Notando que as artes, atualmente, mantêm uma dependência com a revolução tecnológica, o intelectual defende que o progresso da computação não acabará com o livro, bem como o cinema, o rádio, a televisão e outras inovações tecnológicas não o fizeram. Quanto à música, Hobsbawm se resume a dizer que vivemos num mundo saturado dela. Os sons nos acompanham por toda a parte. Para ele, “A sociedade de consumo parece achar que silêncio é crime” (2013, p. 32). Elaborando, em última instância, uma crítica contra com a revolução tecnológica e a sociedade de consumo, o autor considera que os próprios conceitos tradicionais de arte e cultura estão se tornando obsoletos.

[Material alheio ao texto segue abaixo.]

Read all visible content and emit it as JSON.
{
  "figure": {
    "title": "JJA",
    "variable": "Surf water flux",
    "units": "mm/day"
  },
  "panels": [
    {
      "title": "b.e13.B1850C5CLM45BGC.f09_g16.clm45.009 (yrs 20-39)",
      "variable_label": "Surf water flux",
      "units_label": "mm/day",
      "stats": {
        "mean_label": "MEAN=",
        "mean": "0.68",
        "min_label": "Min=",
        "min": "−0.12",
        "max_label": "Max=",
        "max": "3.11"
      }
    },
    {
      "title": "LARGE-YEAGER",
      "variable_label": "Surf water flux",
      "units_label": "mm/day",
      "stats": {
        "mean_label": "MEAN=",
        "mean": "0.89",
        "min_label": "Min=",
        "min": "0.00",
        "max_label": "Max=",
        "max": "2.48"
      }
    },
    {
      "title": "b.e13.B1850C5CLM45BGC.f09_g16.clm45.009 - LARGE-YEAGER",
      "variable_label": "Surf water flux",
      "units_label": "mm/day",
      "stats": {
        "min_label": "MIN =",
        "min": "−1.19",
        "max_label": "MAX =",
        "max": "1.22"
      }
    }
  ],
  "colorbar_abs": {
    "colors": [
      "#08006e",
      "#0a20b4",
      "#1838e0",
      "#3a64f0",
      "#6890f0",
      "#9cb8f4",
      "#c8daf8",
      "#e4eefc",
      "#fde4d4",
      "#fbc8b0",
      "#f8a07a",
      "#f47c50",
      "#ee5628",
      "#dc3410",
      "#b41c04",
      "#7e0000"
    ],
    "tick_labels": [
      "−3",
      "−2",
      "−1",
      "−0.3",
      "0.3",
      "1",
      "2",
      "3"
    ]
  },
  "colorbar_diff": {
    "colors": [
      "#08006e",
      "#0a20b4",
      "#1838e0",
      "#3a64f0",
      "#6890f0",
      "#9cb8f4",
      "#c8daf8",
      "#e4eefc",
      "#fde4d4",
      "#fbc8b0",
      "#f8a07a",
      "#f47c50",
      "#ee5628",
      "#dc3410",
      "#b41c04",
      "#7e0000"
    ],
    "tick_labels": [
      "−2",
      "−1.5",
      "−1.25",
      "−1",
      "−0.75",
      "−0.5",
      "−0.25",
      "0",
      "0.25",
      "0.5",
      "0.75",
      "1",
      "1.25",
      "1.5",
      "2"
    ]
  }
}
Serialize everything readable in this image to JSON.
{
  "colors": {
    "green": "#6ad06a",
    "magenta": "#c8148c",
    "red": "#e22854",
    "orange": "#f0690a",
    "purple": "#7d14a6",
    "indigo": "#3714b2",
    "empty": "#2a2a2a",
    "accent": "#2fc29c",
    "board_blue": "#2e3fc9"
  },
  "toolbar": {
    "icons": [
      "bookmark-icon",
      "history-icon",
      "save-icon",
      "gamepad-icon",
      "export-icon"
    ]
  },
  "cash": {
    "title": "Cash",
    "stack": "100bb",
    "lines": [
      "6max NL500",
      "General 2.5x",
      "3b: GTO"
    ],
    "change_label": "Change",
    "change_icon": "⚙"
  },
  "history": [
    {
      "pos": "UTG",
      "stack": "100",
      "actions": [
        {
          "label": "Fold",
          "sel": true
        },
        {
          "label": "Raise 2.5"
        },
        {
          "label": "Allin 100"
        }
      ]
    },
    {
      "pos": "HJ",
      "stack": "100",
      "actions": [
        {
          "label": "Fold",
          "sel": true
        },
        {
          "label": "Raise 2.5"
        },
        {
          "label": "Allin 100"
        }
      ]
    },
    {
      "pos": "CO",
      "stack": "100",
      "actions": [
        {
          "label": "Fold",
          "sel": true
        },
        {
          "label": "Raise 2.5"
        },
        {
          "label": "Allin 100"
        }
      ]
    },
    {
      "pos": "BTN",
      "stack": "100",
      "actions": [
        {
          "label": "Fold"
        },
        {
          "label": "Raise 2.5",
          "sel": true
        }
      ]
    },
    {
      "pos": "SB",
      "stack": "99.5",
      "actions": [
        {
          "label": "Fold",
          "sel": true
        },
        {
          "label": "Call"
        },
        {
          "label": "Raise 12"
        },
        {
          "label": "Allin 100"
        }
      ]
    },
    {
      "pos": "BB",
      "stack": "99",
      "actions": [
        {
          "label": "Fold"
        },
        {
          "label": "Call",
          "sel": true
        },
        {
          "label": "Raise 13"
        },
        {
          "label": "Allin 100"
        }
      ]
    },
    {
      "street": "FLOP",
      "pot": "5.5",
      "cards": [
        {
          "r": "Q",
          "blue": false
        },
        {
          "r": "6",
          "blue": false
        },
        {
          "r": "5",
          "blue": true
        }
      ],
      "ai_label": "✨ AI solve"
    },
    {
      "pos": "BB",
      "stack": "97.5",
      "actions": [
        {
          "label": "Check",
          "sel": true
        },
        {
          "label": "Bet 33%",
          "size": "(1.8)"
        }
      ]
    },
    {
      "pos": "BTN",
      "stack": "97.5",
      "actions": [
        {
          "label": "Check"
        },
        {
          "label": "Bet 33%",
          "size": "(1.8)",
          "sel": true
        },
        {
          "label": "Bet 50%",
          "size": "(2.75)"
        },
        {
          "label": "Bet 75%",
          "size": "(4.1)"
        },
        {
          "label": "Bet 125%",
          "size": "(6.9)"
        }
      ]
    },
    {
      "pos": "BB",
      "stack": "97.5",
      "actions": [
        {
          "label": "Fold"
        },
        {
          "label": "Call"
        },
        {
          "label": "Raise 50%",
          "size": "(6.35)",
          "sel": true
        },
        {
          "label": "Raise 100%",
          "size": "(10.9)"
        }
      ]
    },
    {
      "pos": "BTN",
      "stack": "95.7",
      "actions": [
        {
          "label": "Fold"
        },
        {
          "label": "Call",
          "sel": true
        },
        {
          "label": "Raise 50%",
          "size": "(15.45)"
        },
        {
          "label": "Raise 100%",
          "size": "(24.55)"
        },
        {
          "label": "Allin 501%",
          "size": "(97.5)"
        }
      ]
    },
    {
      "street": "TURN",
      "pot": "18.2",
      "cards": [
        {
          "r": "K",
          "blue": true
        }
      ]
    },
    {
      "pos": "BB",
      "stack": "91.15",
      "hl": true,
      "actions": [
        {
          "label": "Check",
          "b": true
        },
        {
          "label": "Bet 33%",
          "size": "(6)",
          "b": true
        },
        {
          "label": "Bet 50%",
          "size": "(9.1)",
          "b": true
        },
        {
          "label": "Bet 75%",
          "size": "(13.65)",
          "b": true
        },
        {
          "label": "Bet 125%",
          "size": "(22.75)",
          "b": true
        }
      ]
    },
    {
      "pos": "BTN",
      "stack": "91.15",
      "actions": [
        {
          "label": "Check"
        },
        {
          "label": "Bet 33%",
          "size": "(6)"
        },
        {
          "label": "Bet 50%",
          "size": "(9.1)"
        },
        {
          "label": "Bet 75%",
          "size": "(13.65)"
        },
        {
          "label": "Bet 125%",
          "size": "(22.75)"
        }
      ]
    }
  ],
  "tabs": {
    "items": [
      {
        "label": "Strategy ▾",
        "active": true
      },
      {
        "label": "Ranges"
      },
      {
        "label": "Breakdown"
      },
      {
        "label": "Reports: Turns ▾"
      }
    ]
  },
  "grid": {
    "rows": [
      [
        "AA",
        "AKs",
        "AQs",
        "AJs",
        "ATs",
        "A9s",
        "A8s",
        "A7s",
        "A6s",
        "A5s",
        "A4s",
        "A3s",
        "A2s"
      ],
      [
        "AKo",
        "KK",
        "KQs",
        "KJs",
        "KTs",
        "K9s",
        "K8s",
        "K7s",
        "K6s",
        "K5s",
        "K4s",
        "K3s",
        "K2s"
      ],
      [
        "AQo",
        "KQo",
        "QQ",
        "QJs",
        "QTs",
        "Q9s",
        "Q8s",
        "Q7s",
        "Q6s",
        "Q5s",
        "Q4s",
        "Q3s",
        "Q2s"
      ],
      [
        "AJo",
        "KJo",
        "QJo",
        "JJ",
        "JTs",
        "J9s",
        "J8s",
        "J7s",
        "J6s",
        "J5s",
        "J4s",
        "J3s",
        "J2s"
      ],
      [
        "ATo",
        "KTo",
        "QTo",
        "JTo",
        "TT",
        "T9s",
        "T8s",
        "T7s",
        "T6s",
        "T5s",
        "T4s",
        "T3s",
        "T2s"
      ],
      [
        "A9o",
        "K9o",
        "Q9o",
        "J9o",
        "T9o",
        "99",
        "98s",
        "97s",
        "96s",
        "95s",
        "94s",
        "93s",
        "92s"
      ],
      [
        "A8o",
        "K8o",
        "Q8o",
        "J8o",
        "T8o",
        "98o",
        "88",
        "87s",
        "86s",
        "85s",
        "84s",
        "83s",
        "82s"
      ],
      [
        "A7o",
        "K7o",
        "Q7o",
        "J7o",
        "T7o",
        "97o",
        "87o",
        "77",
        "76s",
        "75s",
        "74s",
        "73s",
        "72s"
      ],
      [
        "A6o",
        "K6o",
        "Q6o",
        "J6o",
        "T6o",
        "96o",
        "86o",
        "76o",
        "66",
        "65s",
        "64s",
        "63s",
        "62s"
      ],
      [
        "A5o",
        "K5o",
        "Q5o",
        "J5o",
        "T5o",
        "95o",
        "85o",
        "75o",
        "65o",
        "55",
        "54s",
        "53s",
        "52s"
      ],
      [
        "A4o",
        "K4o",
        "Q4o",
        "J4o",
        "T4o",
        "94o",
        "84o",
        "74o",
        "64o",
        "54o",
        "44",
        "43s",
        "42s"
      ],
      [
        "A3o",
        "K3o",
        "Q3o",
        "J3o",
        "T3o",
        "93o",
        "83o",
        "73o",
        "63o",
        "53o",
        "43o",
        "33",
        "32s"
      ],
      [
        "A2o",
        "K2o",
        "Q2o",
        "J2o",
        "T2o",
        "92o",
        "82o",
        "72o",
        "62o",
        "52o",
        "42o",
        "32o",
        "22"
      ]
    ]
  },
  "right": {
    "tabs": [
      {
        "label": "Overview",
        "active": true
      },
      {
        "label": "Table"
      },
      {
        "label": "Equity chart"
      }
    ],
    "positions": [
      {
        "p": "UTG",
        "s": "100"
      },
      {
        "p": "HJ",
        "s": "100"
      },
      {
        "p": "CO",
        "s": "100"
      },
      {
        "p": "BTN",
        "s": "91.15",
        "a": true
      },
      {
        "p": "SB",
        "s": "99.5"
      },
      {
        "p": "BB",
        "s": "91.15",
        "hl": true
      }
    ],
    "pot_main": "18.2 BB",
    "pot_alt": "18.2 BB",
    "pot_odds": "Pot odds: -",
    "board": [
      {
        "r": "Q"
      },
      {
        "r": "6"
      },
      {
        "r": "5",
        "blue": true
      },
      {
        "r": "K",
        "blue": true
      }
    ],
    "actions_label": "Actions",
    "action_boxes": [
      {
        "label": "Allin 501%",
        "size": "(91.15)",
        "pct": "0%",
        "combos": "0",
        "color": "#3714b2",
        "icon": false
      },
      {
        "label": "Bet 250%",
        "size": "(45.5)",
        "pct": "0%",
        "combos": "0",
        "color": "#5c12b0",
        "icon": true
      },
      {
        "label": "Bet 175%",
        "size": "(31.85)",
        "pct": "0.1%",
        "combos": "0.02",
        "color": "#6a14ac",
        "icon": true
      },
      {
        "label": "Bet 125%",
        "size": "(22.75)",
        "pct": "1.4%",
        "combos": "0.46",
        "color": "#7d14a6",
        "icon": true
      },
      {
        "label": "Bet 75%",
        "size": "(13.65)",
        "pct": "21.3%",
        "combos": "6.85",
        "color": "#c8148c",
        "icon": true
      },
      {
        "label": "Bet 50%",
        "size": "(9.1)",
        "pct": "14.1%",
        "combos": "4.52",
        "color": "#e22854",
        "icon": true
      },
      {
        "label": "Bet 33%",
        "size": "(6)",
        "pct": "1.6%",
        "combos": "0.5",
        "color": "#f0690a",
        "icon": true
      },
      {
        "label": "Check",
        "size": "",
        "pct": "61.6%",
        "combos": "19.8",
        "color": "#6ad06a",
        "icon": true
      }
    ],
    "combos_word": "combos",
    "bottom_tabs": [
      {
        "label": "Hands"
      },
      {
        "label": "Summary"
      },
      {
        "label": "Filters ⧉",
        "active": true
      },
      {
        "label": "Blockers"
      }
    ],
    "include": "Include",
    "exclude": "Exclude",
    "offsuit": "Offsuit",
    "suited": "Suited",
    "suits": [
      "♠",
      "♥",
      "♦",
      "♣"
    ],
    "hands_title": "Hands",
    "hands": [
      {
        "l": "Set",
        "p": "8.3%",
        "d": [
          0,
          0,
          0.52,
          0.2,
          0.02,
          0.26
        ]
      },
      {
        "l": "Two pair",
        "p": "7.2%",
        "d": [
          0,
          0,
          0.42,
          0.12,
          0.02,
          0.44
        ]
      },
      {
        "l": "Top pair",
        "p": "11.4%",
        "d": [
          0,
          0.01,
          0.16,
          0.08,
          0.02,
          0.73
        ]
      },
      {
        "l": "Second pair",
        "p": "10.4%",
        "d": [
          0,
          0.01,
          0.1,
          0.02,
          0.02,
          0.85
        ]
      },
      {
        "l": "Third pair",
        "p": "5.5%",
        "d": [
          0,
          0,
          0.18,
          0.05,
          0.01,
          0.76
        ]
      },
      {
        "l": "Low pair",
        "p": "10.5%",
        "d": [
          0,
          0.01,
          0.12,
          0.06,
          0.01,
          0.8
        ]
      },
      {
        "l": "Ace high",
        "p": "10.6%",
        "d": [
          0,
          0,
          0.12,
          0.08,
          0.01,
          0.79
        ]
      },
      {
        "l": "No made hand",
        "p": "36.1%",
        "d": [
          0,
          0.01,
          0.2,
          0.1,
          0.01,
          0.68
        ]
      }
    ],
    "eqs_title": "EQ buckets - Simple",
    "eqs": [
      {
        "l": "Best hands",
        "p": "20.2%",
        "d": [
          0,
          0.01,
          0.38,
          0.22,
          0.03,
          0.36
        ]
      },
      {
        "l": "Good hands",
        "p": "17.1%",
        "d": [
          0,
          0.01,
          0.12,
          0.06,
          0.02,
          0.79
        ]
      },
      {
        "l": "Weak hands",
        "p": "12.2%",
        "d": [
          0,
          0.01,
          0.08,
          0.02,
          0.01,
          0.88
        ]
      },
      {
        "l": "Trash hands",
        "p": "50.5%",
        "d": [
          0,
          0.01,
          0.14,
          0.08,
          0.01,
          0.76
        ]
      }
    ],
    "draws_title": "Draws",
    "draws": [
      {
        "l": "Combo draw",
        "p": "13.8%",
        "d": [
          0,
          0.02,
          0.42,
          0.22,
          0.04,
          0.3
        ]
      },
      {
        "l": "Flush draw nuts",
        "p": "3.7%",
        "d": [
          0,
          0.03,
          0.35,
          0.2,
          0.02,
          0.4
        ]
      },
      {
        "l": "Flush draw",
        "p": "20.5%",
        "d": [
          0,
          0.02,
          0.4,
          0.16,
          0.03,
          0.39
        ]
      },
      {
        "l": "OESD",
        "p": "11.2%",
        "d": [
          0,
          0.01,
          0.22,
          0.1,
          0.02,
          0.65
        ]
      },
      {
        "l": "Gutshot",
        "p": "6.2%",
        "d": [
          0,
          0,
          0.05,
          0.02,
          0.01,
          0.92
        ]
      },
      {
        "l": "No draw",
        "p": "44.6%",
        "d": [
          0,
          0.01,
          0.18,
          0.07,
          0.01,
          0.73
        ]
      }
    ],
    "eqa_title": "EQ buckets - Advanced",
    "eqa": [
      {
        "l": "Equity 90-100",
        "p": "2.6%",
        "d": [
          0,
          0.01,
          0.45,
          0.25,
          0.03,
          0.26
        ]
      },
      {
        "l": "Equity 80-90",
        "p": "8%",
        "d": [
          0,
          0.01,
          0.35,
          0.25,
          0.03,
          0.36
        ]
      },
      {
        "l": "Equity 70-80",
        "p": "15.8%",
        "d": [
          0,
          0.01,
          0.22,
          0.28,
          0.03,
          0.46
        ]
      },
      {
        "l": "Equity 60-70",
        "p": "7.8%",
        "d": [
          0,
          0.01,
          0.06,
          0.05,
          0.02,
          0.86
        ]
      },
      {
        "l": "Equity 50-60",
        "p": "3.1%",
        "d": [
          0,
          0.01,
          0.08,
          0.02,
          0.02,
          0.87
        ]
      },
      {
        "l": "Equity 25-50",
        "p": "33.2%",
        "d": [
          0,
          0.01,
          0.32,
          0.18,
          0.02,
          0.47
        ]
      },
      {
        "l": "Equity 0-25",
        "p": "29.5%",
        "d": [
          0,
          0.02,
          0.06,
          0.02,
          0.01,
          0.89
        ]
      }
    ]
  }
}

À medida que trata de temas candentes da sociedade contemporânea, Hobsbawm vai justificando a ideia de tempos fraturados. Investigando um panorama amplo como, por exemplo, as consequências da alta mobilidade das pessoas (viagens, turismo, imigrações) para a cultura no mundo globalizado, o intelectual verifica a possibilidade de enfraquecimento das culturas hegemônicas. Dialogando com o multiculturalismo, o autor vai destacar a internacionalização de muitos aspectos culturais, como a culinária ou o futebol.

Ressalta, ainda, a necessidade de um programa educacional viável e que garanta certo universalismo de informações e valores culturais. Ao lembrar que o turismo transcende a experiência cultural e está se tornando importante para a economia global, Hobsbawm explica o fator econômico por trás do grande “negócio da cultura” e destaca que a cultura, quando se torna símbolo de identidade nacional ou estatal, possibilita frequentes e obscuras relações entre a política, a cultura e o mercado. Nesse rol, torna-se importante pensar que “[…] a cultura simplesmente não tem grande importância nas questões de política interna, como bem o demonstra o valor gasto pelo governo federal dos Estados Unidos nas artes e humanidades, em comparação com o valor gasto nas ciências” (2013, p. 68). Porém, deve-se ressaltar que a cultura, na forma de artes e alta cultura, possuem um significativo prestígio. Isso porque as elites dos países democráticos procuram consolidar seu status social fazendo doações para institutos e organizações culturais.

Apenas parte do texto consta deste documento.